Nuevos y viejos eremitismos


No sé desde cuándo he perdido el gusto por callejear, pero siento que con el tiempo involuciono, me vuelvo arisco o quizá, como me ha sugerido un amigo, en el mejor de los casos estoy madurando. El caso es que este estado de eremitismo lo experimento con sentimientos encontrados, no sé si hago bien, si me pierdo de los manjares de la vida o debo aceptarlo como una etapa, como otras, que pronto también pasará.

Eduardo Blandón

Cuando busco una respuesta a mi reciente actitud existencial, creo encontrar motivos por tanto encarcelamiento: me han asaltado en buses, me han quitado celulares, me han amenazado por teléfono y hasta me he vuelto más pobre. Claro, la escasez de dinero también me invita a la vida frugal, siento pena por el dinero gastado y ya no visito tanto ni las cantinas ni los restaurantes.

Pero además, tengo nuevas responsabilidades y con el tiempo (inmaduro que es uno) me las he tomado a pecho. Prefiero quedarme encerrado en casa jugando con mis hijos, yendo al parque, volando cometas o simplemente viendo los Padrinos mágicos que ir sin rumbo cierto por las calles. He encontrado una nueva forma de vida que me aleja de aquellas actividades en que, cuando era más joven, sentí­a fascinación. Incluso ser infiel me cuesta enormidades.

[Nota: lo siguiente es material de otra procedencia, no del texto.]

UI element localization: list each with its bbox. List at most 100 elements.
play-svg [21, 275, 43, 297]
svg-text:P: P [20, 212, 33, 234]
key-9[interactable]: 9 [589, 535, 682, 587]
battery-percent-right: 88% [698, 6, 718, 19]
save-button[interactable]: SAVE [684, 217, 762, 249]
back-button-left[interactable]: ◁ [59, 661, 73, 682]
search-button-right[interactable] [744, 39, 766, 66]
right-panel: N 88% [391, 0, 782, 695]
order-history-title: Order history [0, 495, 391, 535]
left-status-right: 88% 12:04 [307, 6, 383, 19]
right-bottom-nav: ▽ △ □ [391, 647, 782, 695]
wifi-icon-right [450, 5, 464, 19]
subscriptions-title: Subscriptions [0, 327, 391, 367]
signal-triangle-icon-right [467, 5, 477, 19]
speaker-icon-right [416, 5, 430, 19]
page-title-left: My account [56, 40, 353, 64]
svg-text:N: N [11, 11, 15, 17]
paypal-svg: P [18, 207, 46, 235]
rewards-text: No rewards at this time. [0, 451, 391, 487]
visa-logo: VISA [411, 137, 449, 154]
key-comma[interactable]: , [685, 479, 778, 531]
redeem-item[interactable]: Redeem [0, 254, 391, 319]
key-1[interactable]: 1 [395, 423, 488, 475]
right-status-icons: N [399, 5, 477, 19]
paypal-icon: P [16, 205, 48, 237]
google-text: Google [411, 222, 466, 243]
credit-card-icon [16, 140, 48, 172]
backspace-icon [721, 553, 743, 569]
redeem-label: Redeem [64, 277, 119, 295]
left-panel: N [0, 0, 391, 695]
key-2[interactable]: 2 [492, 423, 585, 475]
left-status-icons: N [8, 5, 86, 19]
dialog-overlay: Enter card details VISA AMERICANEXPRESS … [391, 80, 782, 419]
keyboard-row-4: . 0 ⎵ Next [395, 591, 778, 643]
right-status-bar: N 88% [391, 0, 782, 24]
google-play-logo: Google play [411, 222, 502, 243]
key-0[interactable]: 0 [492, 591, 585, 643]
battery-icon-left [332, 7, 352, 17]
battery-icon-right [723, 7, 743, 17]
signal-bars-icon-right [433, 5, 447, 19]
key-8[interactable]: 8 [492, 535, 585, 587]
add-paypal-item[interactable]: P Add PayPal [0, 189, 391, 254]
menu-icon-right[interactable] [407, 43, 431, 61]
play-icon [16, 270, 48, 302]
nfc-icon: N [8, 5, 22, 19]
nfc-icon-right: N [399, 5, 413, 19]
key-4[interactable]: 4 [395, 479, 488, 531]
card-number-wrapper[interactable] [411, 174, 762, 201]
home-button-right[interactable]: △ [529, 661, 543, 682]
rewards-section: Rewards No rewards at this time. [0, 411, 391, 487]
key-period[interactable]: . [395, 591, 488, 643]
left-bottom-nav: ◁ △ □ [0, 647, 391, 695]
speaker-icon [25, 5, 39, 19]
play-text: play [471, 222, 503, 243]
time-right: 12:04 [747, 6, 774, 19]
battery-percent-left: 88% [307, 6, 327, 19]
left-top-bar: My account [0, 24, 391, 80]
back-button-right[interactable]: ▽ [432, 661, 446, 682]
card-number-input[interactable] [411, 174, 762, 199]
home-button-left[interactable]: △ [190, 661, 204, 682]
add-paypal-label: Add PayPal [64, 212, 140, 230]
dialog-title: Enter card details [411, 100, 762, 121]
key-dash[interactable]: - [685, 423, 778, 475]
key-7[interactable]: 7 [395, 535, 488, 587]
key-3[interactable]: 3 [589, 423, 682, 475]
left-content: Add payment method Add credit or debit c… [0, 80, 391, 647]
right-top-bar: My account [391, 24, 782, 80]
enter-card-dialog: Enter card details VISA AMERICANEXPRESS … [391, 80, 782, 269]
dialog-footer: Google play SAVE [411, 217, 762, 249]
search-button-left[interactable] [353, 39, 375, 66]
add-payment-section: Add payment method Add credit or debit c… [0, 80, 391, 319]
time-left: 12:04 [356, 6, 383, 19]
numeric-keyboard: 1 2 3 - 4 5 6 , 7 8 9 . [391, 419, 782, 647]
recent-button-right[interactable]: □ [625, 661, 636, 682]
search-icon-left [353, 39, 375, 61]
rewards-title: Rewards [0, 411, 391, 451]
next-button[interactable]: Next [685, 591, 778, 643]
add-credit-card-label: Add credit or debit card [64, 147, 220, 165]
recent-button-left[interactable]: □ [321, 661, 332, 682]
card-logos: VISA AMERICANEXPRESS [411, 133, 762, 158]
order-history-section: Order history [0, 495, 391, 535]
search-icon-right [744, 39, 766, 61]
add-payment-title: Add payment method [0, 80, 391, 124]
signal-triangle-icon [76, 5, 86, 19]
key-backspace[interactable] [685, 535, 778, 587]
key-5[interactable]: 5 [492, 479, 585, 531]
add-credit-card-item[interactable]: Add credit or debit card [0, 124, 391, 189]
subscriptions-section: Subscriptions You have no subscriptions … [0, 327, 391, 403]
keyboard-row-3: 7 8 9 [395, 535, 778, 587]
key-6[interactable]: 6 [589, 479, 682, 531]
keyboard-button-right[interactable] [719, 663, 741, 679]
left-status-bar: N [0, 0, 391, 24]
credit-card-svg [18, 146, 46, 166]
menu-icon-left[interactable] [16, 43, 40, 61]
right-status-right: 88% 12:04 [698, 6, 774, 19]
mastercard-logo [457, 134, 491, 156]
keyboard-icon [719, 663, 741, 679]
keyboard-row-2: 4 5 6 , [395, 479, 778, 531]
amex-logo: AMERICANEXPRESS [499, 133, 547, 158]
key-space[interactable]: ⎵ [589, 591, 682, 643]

Los años lo vuelven a uno menos atractivo y se siente también menos deseos de coquetear. Uno se vuelve mezquino con el tiempo y da pereza la actividad siempre complicada del cortejo. Ya se sabe, uno tiene que hablar mucho, invertir en cafés, restaurantes, lugares privados y aparentar bastante para, finalmente y con suerte (a estas edades cuenta mucho la suerte), conseguir el sí­ anhelado. Todo con el riesgo de que la princesa se resista a última hora y evoque en el momento menos preciso eso de «eres casado y yo respeto mucho la sagrada familia».

Incluso los encuentros furtivos fáciles se evitan con los años (ahora hablo de mí­ evidentemente). Como uno los siente al alcance de la mano, se puede dar el gusto de postergarlos, hacerse el encontradizo y también el difí­cil. Ya el grito de la naturaleza que lo obliga a uno al sexo pertinaz pierde fuerza. No me malinterprete, no es que el impulso no esté latente las 24 horas del dí­a y no se desee también a la cantinera del bar o a la vecina, hablo de la disminución de éste por una especie de aturdimiento que sin duda afecta también a las hormonas.

Todo esto contrasta con amigos de mi edad que viven ilusionados trabajando frenéticamente en proyectos. Todaví­a quieren cambiar el mundo y lo ven como factible. Tienen esposas y novias, educan más o menos a sus hijos y también van a la Iglesia. Son personas con las que también experimento sentimientos ambiguos: los admiro y los desprecio a la vez. Los aborrezco y siento piedad al mismo tiempo porque creo que son irreflexivos. Viven la vida al pie de la letra (como sus padres les enseñaron) y no se hacen problema por nada. Son seres convencionales, inconscientes, felices: justo como el perro de casa. Pero los admiro también por esa capacidad de no saber parar jamás.

Yo estoy en proceso de maduración o quizá en las puertas de la putrefacción. Ahora estoy preocupado, por ejemplo, porque ya ni mis amigos me sacan de mi indiferencia. Me aburro de sus pláticas y me parecen banales la forma cómo conducen sus vidas. Todo esto parecerí­a infernal (y a veces lo es), pero mi salvación es Luisito, mi hijo de tres años, que a diario me invita a armar el mismo rompecabezas de hace seis meses. Le juro que cada vez me hace ilusión y nunca me aburre.